Critical love had a lot to do with the Fox sequel's breakout opening, but radioactive notices didn't hurt the toy-bot epic — at first
“Dawn of the Planet of the Apes” rode a wave of smashing reviews to a $73 million opening this past weekend, knocking off “Transformers: Age of Extinction” — which has been a punching bag for critics.
“Dawn” is at 91 percent positive on review tracking service Rotten Tomatoes, while “Age of Extinction” is at 17 percent “fresh.” But audiences awarded both of them “A-” CinemaScore grades, and have turned out in numbers sufficient to make both movies hits.
How is it that reviews can make such a big difference for one movie and seemingly mean nothing for the other? That's really not the case, but it takes a closer look to get the real picture.
There's no denying critical acclaim was a major factor in the big opening weekend for “Apes,” which came in at more than $10 million over the studio's and analysts’ projections. Another was the goodwill from the previous film in the franchise, “Rise of the Planet of the Apes,” which was also very well-reviewed.

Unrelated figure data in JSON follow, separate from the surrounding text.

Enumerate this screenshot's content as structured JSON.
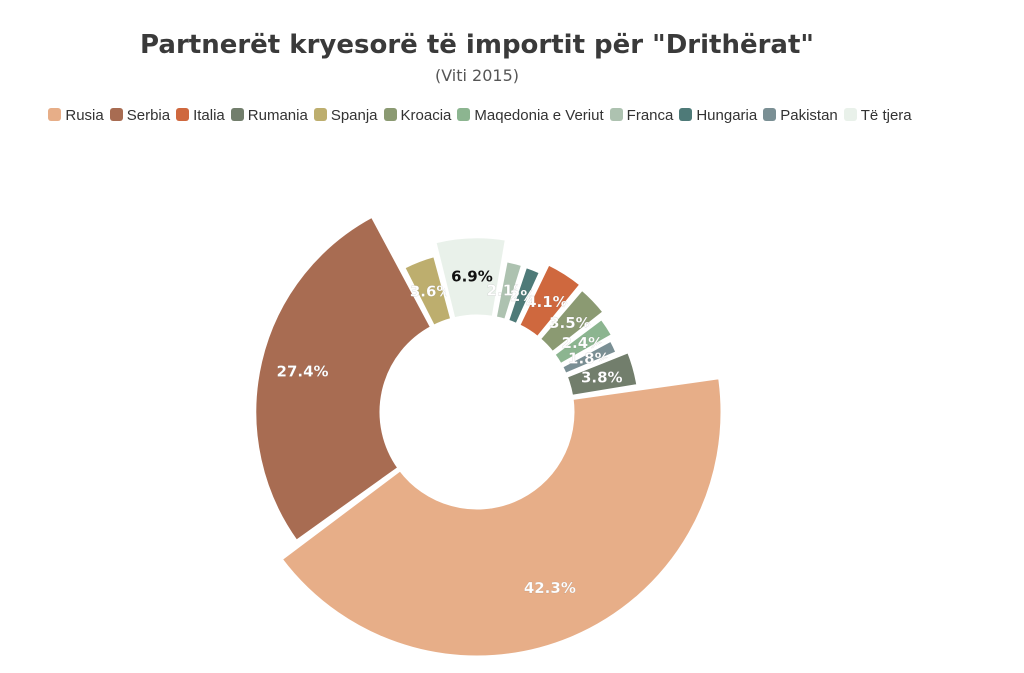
{
  "chart_data": {
    "type": "pie",
    "title": "Partnerët kryesorë të importit për \"Drithërat\"",
    "subtitle": "(Viti 2015)",
    "legend_position": "top",
    "donut": true,
    "slices": [
      {
        "name": "Rusia",
        "value": 42.3,
        "label": "42.3%",
        "color": "#e7ae88"
      },
      {
        "name": "Serbia",
        "value": 27.4,
        "label": "27.4%",
        "color": "#a86c52"
      },
      {
        "name": "Spanja",
        "value": 3.6,
        "label": "3.6%",
        "color": "#bdae6e"
      },
      {
        "name": "Të tjera",
        "value": 6.9,
        "label": "6.9%",
        "color": "#e9f1ea"
      },
      {
        "name": "Franca",
        "value": 2.1,
        "label": "2.1%",
        "color": "#adc2b0"
      },
      {
        "name": "Hungaria",
        "value": 2.0,
        "label": "2%",
        "color": "#4e7a78"
      },
      {
        "name": "Italia",
        "value": 4.1,
        "label": "4.1%",
        "color": "#cf683e"
      },
      {
        "name": "Kroacia",
        "value": 3.5,
        "label": "3.5%",
        "color": "#8b9a72"
      },
      {
        "name": "Maqedonia e Veriut",
        "value": 2.4,
        "label": "2.4%",
        "color": "#8cb590"
      },
      {
        "name": "Pakistan",
        "value": 1.8,
        "label": "1.8%",
        "color": "#7a8f94"
      },
      {
        "name": "Rumania",
        "value": 3.8,
        "label": "3.8%",
        "color": "#727e6c"
      }
    ]
  },
  "legend": [
    {
      "name": "Rusia",
      "color": "#e7ae88"
    },
    {
      "name": "Serbia",
      "color": "#a86c52"
    },
    {
      "name": "Italia",
      "color": "#cf683e"
    },
    {
      "name": "Rumania",
      "color": "#727e6c"
    },
    {
      "name": "Spanja",
      "color": "#bdae6e"
    },
    {
      "name": "Kroacia",
      "color": "#8b9a72"
    },
    {
      "name": "Maqedonia e Veriut",
      "color": "#8cb590"
    },
    {
      "name": "Franca",
      "color": "#adc2b0"
    },
    {
      "name": "Hungaria",
      "color": "#4e7a78"
    },
    {
      "name": "Pakistan",
      "color": "#7a8f94"
    },
    {
      "name": "Të tjera",
      "color": "#e9f1ea"
    }
  ]
}
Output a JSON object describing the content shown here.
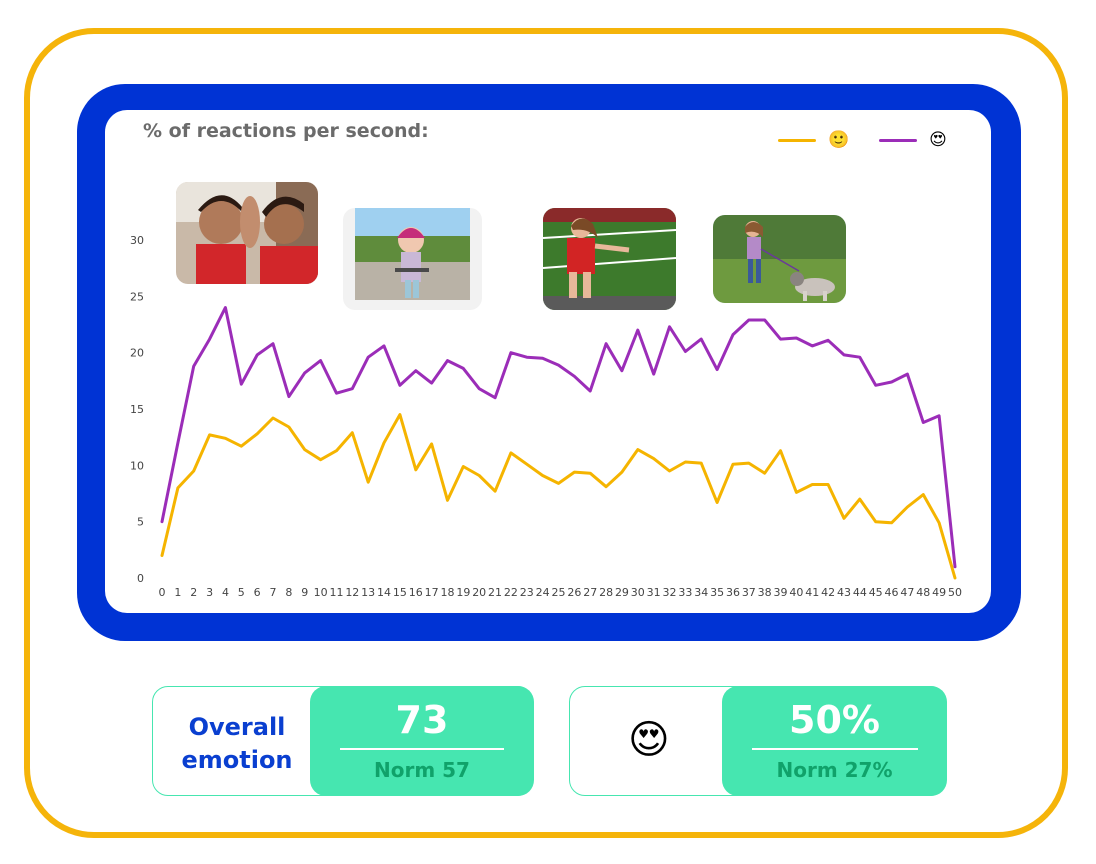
{
  "chart_data": {
    "type": "line",
    "title": "% of reactions per second:",
    "x": [
      0,
      1,
      2,
      3,
      4,
      5,
      6,
      7,
      8,
      9,
      10,
      11,
      12,
      13,
      14,
      15,
      16,
      17,
      18,
      19,
      20,
      21,
      22,
      23,
      24,
      25,
      26,
      27,
      28,
      29,
      30,
      31,
      32,
      33,
      34,
      35,
      36,
      37,
      38,
      39,
      40,
      41,
      42,
      43,
      44,
      45,
      46,
      47,
      48,
      49,
      50
    ],
    "ylim": [
      0,
      30
    ],
    "yticks": [
      0,
      5,
      10,
      15,
      20,
      25,
      30
    ],
    "grid": false,
    "legend": "top-right",
    "series": [
      {
        "name": "🙂",
        "color": "#f5b400",
        "values": [
          2,
          8,
          9.5,
          12.7,
          12.4,
          11.7,
          12.8,
          14.2,
          13.4,
          11.4,
          10.5,
          11.3,
          12.9,
          8.5,
          12,
          14.5,
          9.6,
          11.9,
          6.9,
          9.9,
          9.1,
          7.7,
          11.1,
          10.1,
          9.1,
          8.4,
          9.4,
          9.3,
          8.1,
          9.4,
          11.4,
          10.6,
          9.5,
          10.3,
          10.2,
          6.7,
          10.1,
          10.2,
          9.3,
          11.3,
          7.6,
          8.3,
          8.3,
          5.3,
          7,
          5,
          4.9,
          6.3,
          7.4,
          4.9,
          0
        ]
      },
      {
        "name": "😍",
        "color": "#9b2db8",
        "values": [
          5,
          12,
          18.8,
          21.2,
          24,
          17.2,
          19.8,
          20.8,
          16.1,
          18.2,
          19.3,
          16.4,
          16.8,
          19.6,
          20.6,
          17.1,
          18.4,
          17.3,
          19.3,
          18.6,
          16.8,
          16,
          20,
          19.6,
          19.5,
          18.9,
          17.9,
          16.6,
          20.8,
          18.4,
          22,
          18.1,
          22.3,
          20.1,
          21.2,
          18.5,
          21.6,
          22.9,
          22.9,
          21.2,
          21.3,
          20.6,
          21.1,
          19.8,
          19.6,
          17.1,
          17.4,
          18.1,
          13.8,
          14.4,
          1
        ]
      }
    ]
  },
  "stats": [
    {
      "label_line1": "Overall",
      "label_line2": "emotion",
      "value": "73",
      "norm": "Norm 57"
    },
    {
      "emoji": "😍",
      "value": "50%",
      "norm": "Norm 27%"
    }
  ],
  "colors": {
    "frame": "#f5b40a",
    "blue": "#0033d4",
    "mint": "#46e6b0",
    "label_blue": "#0a3fd0"
  },
  "thumbnails": [
    {
      "name": "two-children-photo"
    },
    {
      "name": "girl-scooter-photo"
    },
    {
      "name": "girl-running-field-photo"
    },
    {
      "name": "girl-walking-dog-photo"
    }
  ]
}
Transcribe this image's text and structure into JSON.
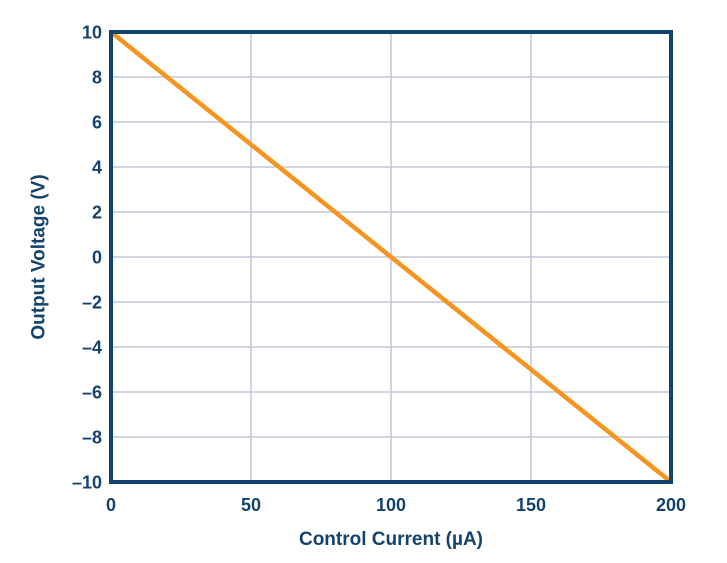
{
  "style": {
    "background": "#ffffff",
    "axis_color": "#14436e",
    "text_color": "#14436e",
    "grid_color": "#c2c7d5",
    "line_color": "#f5941e"
  },
  "chart_data": {
    "type": "line",
    "title": "",
    "xlabel": "Control Current (µA)",
    "ylabel": "Output Voltage (V)",
    "xlim": [
      0,
      200
    ],
    "ylim": [
      -10,
      10
    ],
    "grid": true,
    "legend_position": "none",
    "xticks": [
      {
        "value": 0,
        "label": "0"
      },
      {
        "value": 50,
        "label": "50"
      },
      {
        "value": 100,
        "label": "100"
      },
      {
        "value": 150,
        "label": "150"
      },
      {
        "value": 200,
        "label": "200"
      }
    ],
    "yticks": [
      {
        "value": 10,
        "label": "10"
      },
      {
        "value": 8,
        "label": "8"
      },
      {
        "value": 6,
        "label": "6"
      },
      {
        "value": 4,
        "label": "4"
      },
      {
        "value": 2,
        "label": "2"
      },
      {
        "value": 0,
        "label": "0"
      },
      {
        "value": -2,
        "label": "–2"
      },
      {
        "value": -4,
        "label": "–4"
      },
      {
        "value": -6,
        "label": "–6"
      },
      {
        "value": -8,
        "label": "–8"
      },
      {
        "value": -10,
        "label": "–10"
      }
    ],
    "series": [
      {
        "name": "Output Voltage",
        "color": "#f5941e",
        "points": [
          [
            0,
            10
          ],
          [
            200,
            -10
          ]
        ]
      }
    ]
  }
}
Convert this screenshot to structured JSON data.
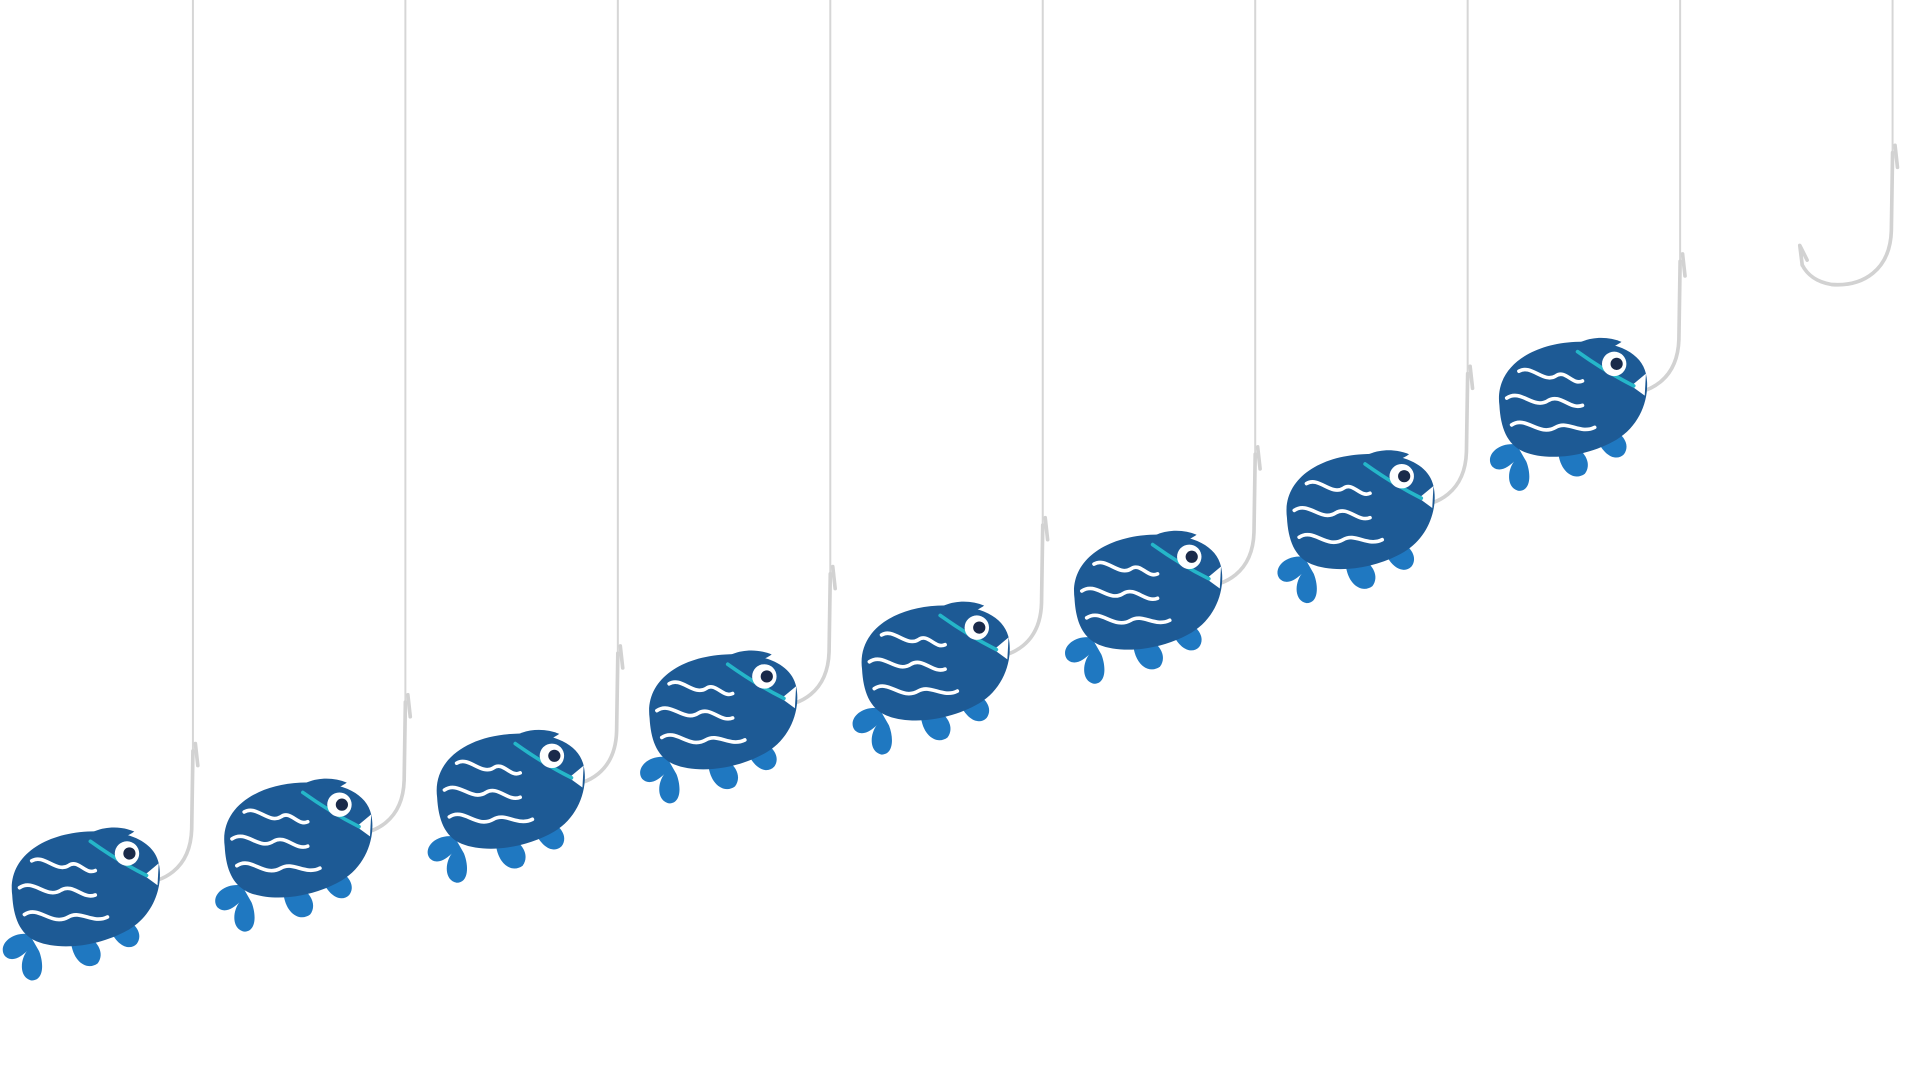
{
  "scene": {
    "description_free": true,
    "background_color": "#ffffff",
    "line_color": "#d6d6d6",
    "hook_color": "#d2d2d2",
    "fish_body_color": "#1d5a95",
    "fish_fin_color": "#1f78c1",
    "fish_stripe_color": "#ffffff",
    "fish_band_color": "#25b6c9",
    "fish_eye_color": "#ffffff",
    "fish_pupil_color": "#1a2a4a",
    "hook_icon": "fishing-hook-icon",
    "fish_icon": "fish-icon",
    "hooked_fish_count": 8,
    "empty_hook_count": 1
  }
}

“It created one of those rare situations where the critics and the audiences aligned, and that created a perfect storm,” said Chris Aronson, Fox's distribution chief.
The impact of positive word of mouth from was just as clear. “Dawn of the Planet of the Apes” fell off just eight percent from Friday to Saturday, less than half the drop most films see on their second day. It's also a indicator of just how fast that word, good and bad, travels in today's social media-fueled world.
“Great reviews are nice, but I don't think they necessarily make that big a difference with this kind of movie,” Don Harris, Paramount's distribution chief said following the debut of Michael Bay‘s morphing robots epic starring Mark Wahlberg.
It didn't on the first weekend, when “Transformers” registered the year's only $100 million opening. It became the only summer movie to repeat as No. 1 the following week, but that was July 4 weekend, a box-office debacle. “Age of Extinction” has seen big drops — 63 and 56 percent in its second and third weeks — and is at $209 million domestically. That means that it will be the first film in the franchise that won't hit $300 million in the U.S.
“In the case of ‘Transformers,’ the brand transcends everything,” Rentrak's senior media analyst Paul Dergarabedian said Monday. “And there's the popcorn movie factor. Audiences know they they're not getting Shakespeare or an Oscar contender, but they figure they're going to get a rousing experience, and they do.”
There are good reasons to see some films as “review proof.” The previous “Transformers” movie, 2009's “Revenge of the Fallen,” wasn't a hit with critics, either. It had a 36 percent positive Rotten Tomatoes rating and still wound up grossing more than $350 million domestically. And 2009's “Revenge of the Fallen” was at just 19 percent and it took in $402 million, the most of any film in the series. But three straight critical shellackings, and some inevitable franchise fatigue, look to finally be taking a toll on “Age of Extinction.”
When the notices are bad, the core audience — young males who probably aren't reading a lot of reviews — turns out, but the chances of broadening beyond that base go down. The reverse is true for a movie with good strong reviews.
“In ‘Transformers’ and a lot of these popcorn movies, the visuals outweigh the dialogue and that's OK,” Dergarabedian said. “But in the case of ‘Apes,’ you had the great action, smart writing and a level of intelligence that drew in the critics, and that will contribute to word of mouth that will lure older moviegoers and others that might not have been attracted initially.”
What it all seems to suggest is that when it comes to tentpole movies, great reviews can help you but bad ones won't necessarily hurt — at least not right away.
It's worth noting that Paramount executives are probably spending more time studying their foreign box office returns than crummy “Transformers” reviews. The film's out-sized performance overseas — it has taken in more than $752 million worldwide to become the year's highest grossing movie — has it on course for a $1 billion global haul.